COMBINE-lab / salmon

🐟 🍣 🍱 Highly-accurate & wicked fast transcript-level quantification from RNA-seq reads using selective alignment
https://combine-lab.github.io/salmon
GNU General Public License v3.0
769 stars 161 forks source link

Indexing failed, decoy sequences not matching #788

Open GiwaAO opened 2 years ago

GiwaAO commented 2 years ago

Hello,

I tried creating a salmon index for bos taurus but was not successful. I created the decoy file using:

grep "^>" <(gunzip -c Bos_taurus.ARS-UCD1.2.dna.toplevel.fa.gz) | cut -d " " -f 1 > decoys.txt sed -i.bak -e 's/>//g' decoys.txt

When i try to index using salmon index -t bos_taurus_gentrome.fa.gz -d decoys.txt -p 12 -i salmon_index --gencode OR salmon index -t Bos_taurus.ARS-UCD1.2.cdna.all.fa.gz -i bos_taurus_107_index --decoys decoys.txt -k 31

I get an error. The last two lines of the log file are

[puff::index::jointLog] [critical] The decoy file contained the names of 2211 decoy sequences, but 0 were matched by sequences in the reference file provided. To prevent unintentional errors downstream, please ensure that the decoy file exactly matches with the fasta file that is being indexed. [puff::index::jointLog] [error] The fixFasta phase failed with exit code 1

What is happening and how can i solve this issue?

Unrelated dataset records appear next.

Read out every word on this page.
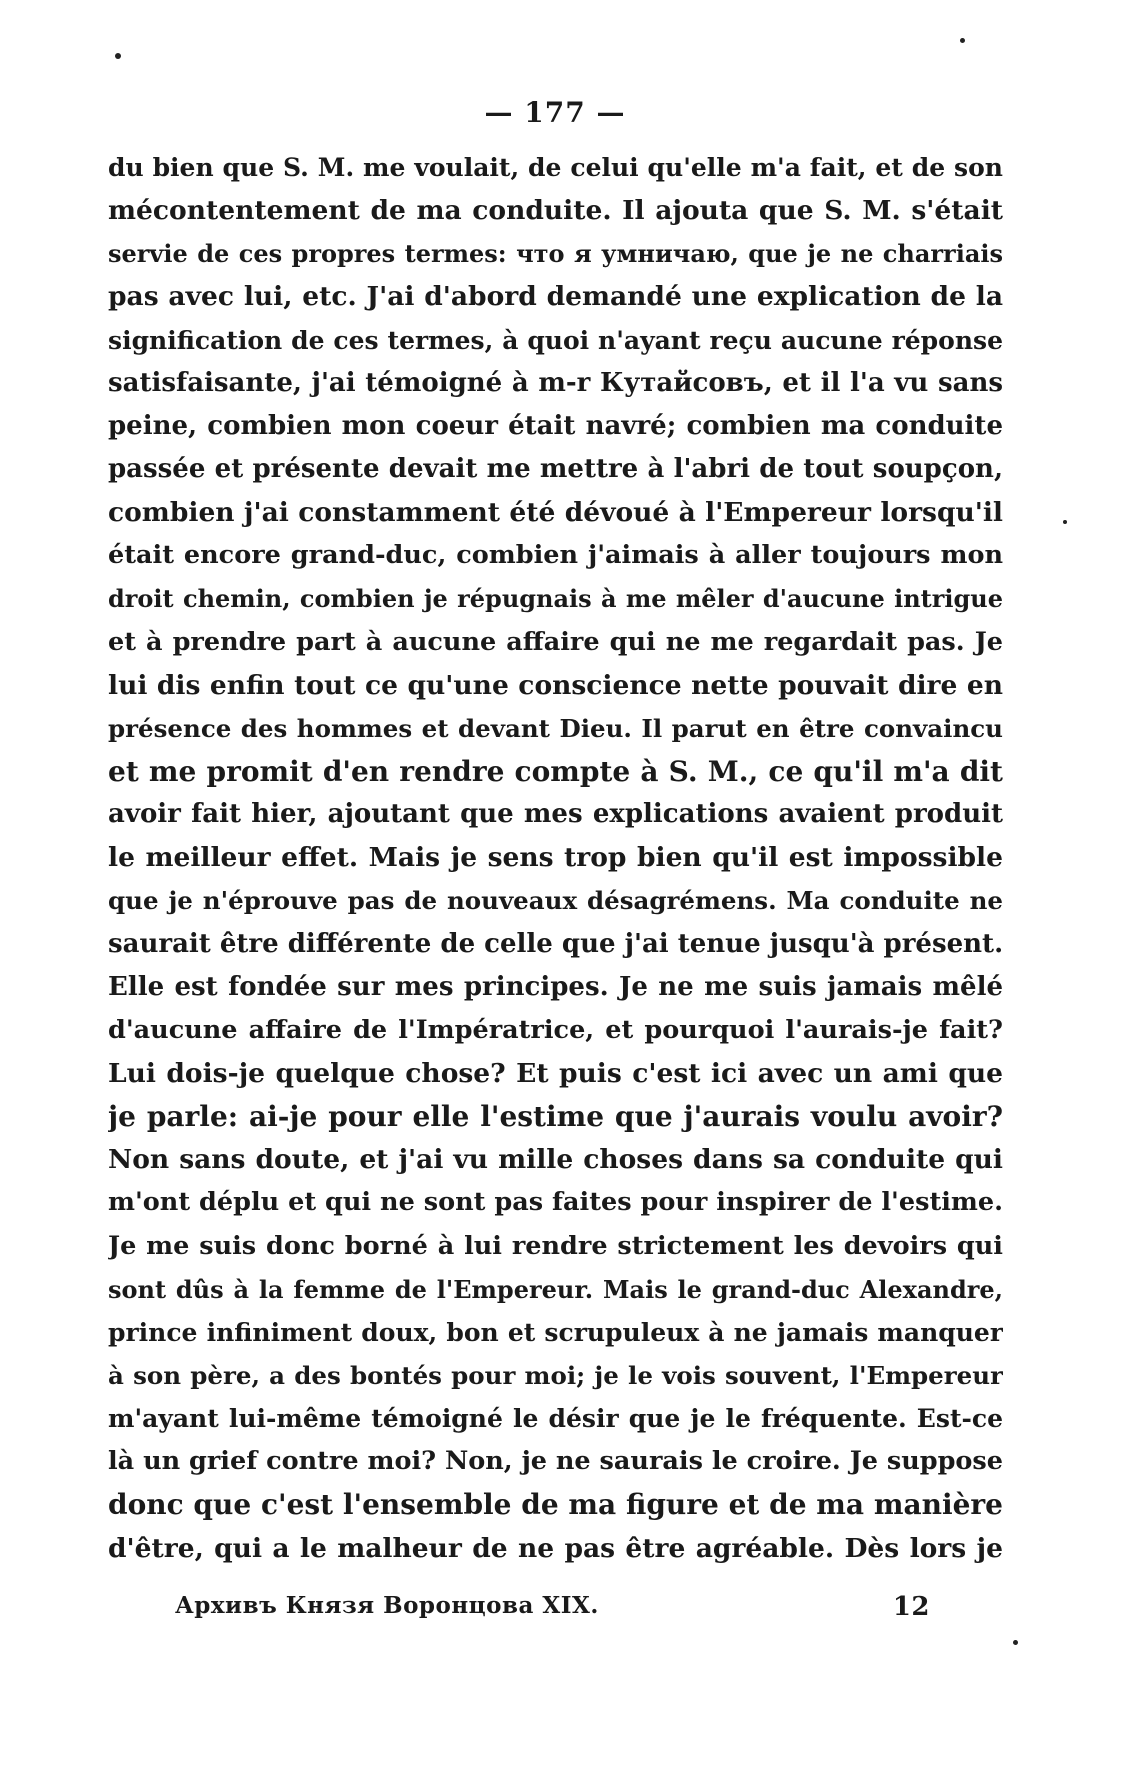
— 177 —
du bien que S. M. me voulait, de celui qu'elle m'a fait, et de son
mécontentement de ma conduite. Il ajouta que S. M. s'était
servie de ces propres termes: что я умничаю, que je ne charriais
pas avec lui, etc. J'ai d'abord demandé une explication de la
signification de ces termes, à quoi n'ayant reçu aucune réponse
satisfaisante, j'ai témoigné à m-r Кутайсовъ, et il l'a vu sans
peine, combien mon coeur était navré; combien ma conduite
passée et présente devait me mettre à l'abri de tout soupçon,
combien j'ai constamment été dévoué à l'Empereur lorsqu'il
était encore grand-duc, combien j'aimais à aller toujours mon
droit chemin, combien je répugnais à me mêler d'aucune intrigue
et à prendre part à aucune affaire qui ne me regardait pas. Je
lui dis enfin tout ce qu'une conscience nette pouvait dire en
présence des hommes et devant Dieu. Il parut en être convaincu
et me promit d'en rendre compte à S. M., ce qu'il m'a dit
avoir fait hier, ajoutant que mes explications avaient produit
le meilleur effet. Mais je sens trop bien qu'il est impossible
que je n'éprouve pas de nouveaux désagrémens. Ma conduite ne
saurait être différente de celle que j'ai tenue jusqu'à présent.
Elle est fondée sur mes principes. Je ne me suis jamais mêlé
d'aucune affaire de l'Impératrice, et pourquoi l'aurais-je fait?
Lui dois-je quelque chose? Et puis c'est ici avec un ami que
je parle: ai-je pour elle l'estime que j'aurais voulu avoir?
Non sans doute, et j'ai vu mille choses dans sa conduite qui
m'ont déplu et qui ne sont pas faites pour inspirer de l'estime.
Je me suis donc borné à lui rendre strictement les devoirs qui
sont dûs à la femme de l'Empereur. Mais le grand-duc Alexandre,
prince infiniment doux, bon et scrupuleux à ne jamais manquer
à son père, a des bontés pour moi; je le vois souvent, l'Empereur
m'ayant lui-même témoigné le désir que je le fréquente. Est-ce
là un grief contre moi? Non, je ne saurais le croire. Je suppose
donc que c'est l'ensemble de ma figure et de ma manière
d'être, qui a le malheur de ne pas être agréable. Dès lors je
Архивъ Князя Воронцова XIX.	12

tamuanand commented 2 years ago

@GiwaAO

Did you concatenate the transcriptome file and genome file (it has to be in this order) to create the gentrome file before salmon index

Along with the list of decoys salmon 
also needs the concatenated transcriptome 
and genome reference file for index. 

NOTE: the genome targets (decoys) should come 
after the transcriptome targets in the reference

cat gencode.vM23.transcripts.fa.gz GRCm38.primary_assembly.genome.fa.gz > gentrome.fa.gz
jwg054000 commented 1 year ago

I'm having a similar issue and have concatenated the transcriptome file and genome file. I also tried following the tutorial here (https://combine-lab.github.io/alevin-tutorial/2020/alevin-velocity/), but same issue as GiwaAO.

rob-p commented 1 year ago

Hi @jwg054000,

For single-cell processing, you should ideally move to alevin-fry. You can find a velocity tutorial for alevin-fry here.

Best, Rob

taylorreiter commented 1 year ago

I'm getting the same error as reported above. Copying the code i ran below:

# download reference genome
curl -JLO https://ftp.ncbi.nlm.nih.gov/genomes/refseq/vertebrate_mammalian/Homo_sapiens/latest_assembly_versions/GCF_009914755.1_T2T-CHM13v2.0/GCF_009914755.1_T2T-CHM13v2.0_genomic.fna.gz
# extract chromosome names
grep "^>" <(gunzip -c GCF_009914755.1_T2T-CHM13v2.0_genomic.fna.gz) | cut -d " " -f 1 > GCF_009914755.1_T2T-CHM13v2.0_genomic.txt
# download transcriptome
curl -JLO https://ftp.ncbi.nlm.nih.gov/genomes/refseq/vertebrate_mammalian/Homo_sapiens/latest_assembly_versions/GCF_000001405.40_GRCh38.p14/GCF_000001405.40_GRCh38.p14_rna.fna.gz
# combine transcriptome and genome, in that order
cat GCF_000001405.40_GRCh38.p14_rna.fna.gz GCF_009914755.1_T2T-CHM13v2.0_genomic.fna.gz > human_seq.fa.gz
# give to salmon to index
salmon index -t human_seq.fa.gz -i salmon_index -d GCF_009914755.1_T2T-CHM13v2.0_genomic.txt
mjoh223 commented 1 year ago

There must be a newline ("\n") at the end of the first file otherwise when the two are concatenated then you'll get a messed up fasta sequence at the seams.